In four tours of the U.K. by motorcycle over the past decade or so, Brutus and I have explored hundreds of miles of singletracks, stopping often for photographs. A “full day” does not mean a great distance, because rambling around like that we might average twenty miles per hour — then fetch up at some splendid country hotel Brutus has booked.
Post-ride refreshments mark that most pleasurable time (inspiring one of my stories in Far and Away, “The Hour of Arriving”), then a fine meal (Lord Byron was right: “Much depends upon dinner”) with good wine. We retire early — to catch up on the previous night’s missed sleep, and ready to rise as soon as breakfast is served and get back on the road.

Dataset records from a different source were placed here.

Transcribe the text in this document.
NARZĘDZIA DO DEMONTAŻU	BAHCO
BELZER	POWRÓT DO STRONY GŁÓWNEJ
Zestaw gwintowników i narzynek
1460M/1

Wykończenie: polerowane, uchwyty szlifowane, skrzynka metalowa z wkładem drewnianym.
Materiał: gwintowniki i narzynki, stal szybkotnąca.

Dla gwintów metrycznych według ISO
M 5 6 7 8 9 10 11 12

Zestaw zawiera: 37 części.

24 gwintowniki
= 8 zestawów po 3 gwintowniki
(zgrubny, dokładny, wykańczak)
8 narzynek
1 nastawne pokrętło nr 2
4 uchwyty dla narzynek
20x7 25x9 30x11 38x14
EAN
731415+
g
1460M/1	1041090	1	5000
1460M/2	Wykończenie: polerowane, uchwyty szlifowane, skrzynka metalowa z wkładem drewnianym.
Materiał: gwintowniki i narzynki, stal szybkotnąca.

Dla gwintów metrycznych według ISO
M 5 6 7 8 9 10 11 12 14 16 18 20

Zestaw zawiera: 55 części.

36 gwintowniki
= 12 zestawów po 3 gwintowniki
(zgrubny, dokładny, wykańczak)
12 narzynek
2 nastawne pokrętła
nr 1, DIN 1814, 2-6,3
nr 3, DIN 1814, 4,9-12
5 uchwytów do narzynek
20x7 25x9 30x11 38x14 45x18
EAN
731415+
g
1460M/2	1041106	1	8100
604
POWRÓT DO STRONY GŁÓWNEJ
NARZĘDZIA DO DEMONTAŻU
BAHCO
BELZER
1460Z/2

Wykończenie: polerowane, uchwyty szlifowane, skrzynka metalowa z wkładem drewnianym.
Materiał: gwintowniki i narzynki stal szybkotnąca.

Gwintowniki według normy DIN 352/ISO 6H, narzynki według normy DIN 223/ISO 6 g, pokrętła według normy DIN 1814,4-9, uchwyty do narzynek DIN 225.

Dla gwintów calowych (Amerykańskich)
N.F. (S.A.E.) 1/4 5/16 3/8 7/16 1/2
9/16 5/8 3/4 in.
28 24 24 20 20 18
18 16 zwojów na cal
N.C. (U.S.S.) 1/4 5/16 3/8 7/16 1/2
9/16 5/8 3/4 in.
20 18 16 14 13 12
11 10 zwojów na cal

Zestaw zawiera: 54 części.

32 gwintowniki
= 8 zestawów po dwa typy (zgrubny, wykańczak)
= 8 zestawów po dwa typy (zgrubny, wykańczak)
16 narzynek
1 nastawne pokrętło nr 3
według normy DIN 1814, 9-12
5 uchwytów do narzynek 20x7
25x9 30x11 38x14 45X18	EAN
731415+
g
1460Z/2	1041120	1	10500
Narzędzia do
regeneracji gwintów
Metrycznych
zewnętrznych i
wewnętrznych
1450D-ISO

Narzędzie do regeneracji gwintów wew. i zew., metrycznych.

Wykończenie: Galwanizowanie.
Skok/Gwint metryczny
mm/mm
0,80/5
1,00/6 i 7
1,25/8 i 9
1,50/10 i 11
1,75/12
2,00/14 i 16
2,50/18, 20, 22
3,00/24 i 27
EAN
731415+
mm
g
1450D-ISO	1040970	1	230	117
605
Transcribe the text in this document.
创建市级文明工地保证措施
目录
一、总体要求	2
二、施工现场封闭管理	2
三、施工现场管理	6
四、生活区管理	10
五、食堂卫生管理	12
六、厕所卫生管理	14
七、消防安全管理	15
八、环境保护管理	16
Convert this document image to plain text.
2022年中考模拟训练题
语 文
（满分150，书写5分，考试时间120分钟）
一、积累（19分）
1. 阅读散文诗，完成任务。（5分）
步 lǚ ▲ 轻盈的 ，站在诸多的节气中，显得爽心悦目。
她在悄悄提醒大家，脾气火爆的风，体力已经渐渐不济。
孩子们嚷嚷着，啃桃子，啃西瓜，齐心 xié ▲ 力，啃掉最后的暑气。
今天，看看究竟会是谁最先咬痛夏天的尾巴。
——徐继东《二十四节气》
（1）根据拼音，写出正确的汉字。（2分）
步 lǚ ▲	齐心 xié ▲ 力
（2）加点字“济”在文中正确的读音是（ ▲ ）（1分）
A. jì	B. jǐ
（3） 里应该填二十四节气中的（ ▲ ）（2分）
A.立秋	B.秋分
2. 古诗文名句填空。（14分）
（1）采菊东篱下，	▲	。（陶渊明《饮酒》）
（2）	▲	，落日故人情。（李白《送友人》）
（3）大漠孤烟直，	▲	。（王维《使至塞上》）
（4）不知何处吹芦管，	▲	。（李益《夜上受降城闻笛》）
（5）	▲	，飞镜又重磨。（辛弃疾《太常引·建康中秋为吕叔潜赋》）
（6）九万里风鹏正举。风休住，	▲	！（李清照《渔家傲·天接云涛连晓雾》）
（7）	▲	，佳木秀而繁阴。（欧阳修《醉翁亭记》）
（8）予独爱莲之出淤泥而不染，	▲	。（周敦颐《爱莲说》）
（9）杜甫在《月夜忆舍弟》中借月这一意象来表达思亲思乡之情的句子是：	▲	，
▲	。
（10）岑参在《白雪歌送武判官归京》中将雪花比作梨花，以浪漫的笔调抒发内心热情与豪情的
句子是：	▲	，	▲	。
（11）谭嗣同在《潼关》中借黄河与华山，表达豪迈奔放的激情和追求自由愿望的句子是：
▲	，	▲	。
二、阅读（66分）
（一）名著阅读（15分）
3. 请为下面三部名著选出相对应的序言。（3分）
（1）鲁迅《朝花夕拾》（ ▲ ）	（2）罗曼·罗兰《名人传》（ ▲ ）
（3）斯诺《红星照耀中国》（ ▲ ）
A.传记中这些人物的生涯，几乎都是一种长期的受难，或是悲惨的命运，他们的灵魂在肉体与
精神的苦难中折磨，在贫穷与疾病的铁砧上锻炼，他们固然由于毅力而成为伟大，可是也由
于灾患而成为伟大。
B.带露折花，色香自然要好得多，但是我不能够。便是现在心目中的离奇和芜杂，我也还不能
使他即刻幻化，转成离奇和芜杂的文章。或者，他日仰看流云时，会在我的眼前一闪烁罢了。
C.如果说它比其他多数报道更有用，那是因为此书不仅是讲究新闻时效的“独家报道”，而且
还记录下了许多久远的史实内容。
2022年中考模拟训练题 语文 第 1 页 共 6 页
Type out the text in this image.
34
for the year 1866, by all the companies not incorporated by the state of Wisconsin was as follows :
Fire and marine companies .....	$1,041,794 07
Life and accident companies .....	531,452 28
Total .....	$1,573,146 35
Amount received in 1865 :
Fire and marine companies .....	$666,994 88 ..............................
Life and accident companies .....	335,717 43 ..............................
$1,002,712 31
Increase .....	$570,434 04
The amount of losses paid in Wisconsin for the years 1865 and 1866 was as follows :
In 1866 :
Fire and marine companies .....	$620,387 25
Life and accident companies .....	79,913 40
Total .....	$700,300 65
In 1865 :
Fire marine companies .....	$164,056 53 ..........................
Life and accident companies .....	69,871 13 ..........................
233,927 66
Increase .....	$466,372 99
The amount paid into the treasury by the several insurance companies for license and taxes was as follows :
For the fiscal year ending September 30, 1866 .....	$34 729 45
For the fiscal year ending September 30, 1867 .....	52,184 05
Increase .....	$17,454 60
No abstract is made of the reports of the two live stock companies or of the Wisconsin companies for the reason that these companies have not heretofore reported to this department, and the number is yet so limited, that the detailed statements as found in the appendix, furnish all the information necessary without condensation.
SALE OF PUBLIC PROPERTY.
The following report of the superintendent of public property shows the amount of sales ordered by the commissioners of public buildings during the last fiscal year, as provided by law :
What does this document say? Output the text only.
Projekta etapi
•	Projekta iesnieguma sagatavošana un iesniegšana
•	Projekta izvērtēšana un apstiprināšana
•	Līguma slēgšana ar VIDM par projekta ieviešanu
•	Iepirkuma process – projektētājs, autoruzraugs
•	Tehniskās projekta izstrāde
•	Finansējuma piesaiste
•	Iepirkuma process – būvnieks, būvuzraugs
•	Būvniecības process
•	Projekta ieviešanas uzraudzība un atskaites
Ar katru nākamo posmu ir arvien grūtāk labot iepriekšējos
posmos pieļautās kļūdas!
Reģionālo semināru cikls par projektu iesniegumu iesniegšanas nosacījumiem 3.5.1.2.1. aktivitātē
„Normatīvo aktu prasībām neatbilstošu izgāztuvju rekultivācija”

Early one rainy morning in the tiny Yorkshire village of Ramsgill-in-Nidderdale, I looked out the window of our hotel (“a restaurant with rooms”) at the soggy gray sky, the deep green trees and grass, our dripping-wet motorcycles in the forecourt, and, leading away between the ancient stone buildings, a narrow strip of shiny wet pavement. I smiled to realize that despite the unpromising weather, and the need to get to Sheffield and perform a show, I was actually looking forward to the day’s ride across Yorkshire’s lanes. (And did I mention the sheep?)
After all these years, all those miles, all those rainy days, and all those sheep — obviously I still love to ride those sweet little singletracks.
Back in the mid-’90s, Brutus and I took up serious motorcycling at the same time, and soon discovered we shared a preference for a style of travel that didn’t have a name then, but soon became fetishized as “adventure touring.” (See ADV Man.) After thrashing our way to Arctic Canada and around Mexico in our first, more sport-touring BMW models, we each bought the first “oilhead” GSs, the R1100 GS, and promptly shipped them to Europe and made our way down through Austria, Italy, and Sicily to the Sahara in Tunisia, then back through Sardinia and Switzerland.
“Oh yes,” we thought, “this is the way we roll.”
Around that time I began to consider the notion of using my motorcycle not just for adventures, but for “business travel” — riding it between shows on the band’s tours. My bandmates were happy to fly, and I had my own bus with a trailer and a riding partner (in case a mechanical or tire problem interrupted my commute to work, I could commandeer the other bike and get there — but in tribute to the GS’s reliability, careful maintenance, and good fortune, that has never happened).
[Fateful words — see “It’s Not Over When It’s Over.”]
Since then, with Brutus or Michael, and sometimes both, I have ridden tens of thousands of miles of backroads, adopting the motto, “The best roads are the ones no one travels unless they live on them.”
Better yet, and infinitely more rare, are the roads no one even lives on (except millions of sheep) — like around Britain’s fantastic national parks.
However, one thing that puzzles Brutus and me while we’re riding these wiggly singletracks and serene country lanes is that we never — but never — encounter other motorcyclists.
We agree that, all things considered, that is for the best. Those little lanes are messy and unpleasant, often rainy, and quite possibly dangerous. Terrible, really. Not scenic or anything. And there are all those sheep.
We strongly advise other riders to keep far, far away from those nasty little British singletracks. Trust us, they are not at all fun, and we’re sure you wouldn’t like them.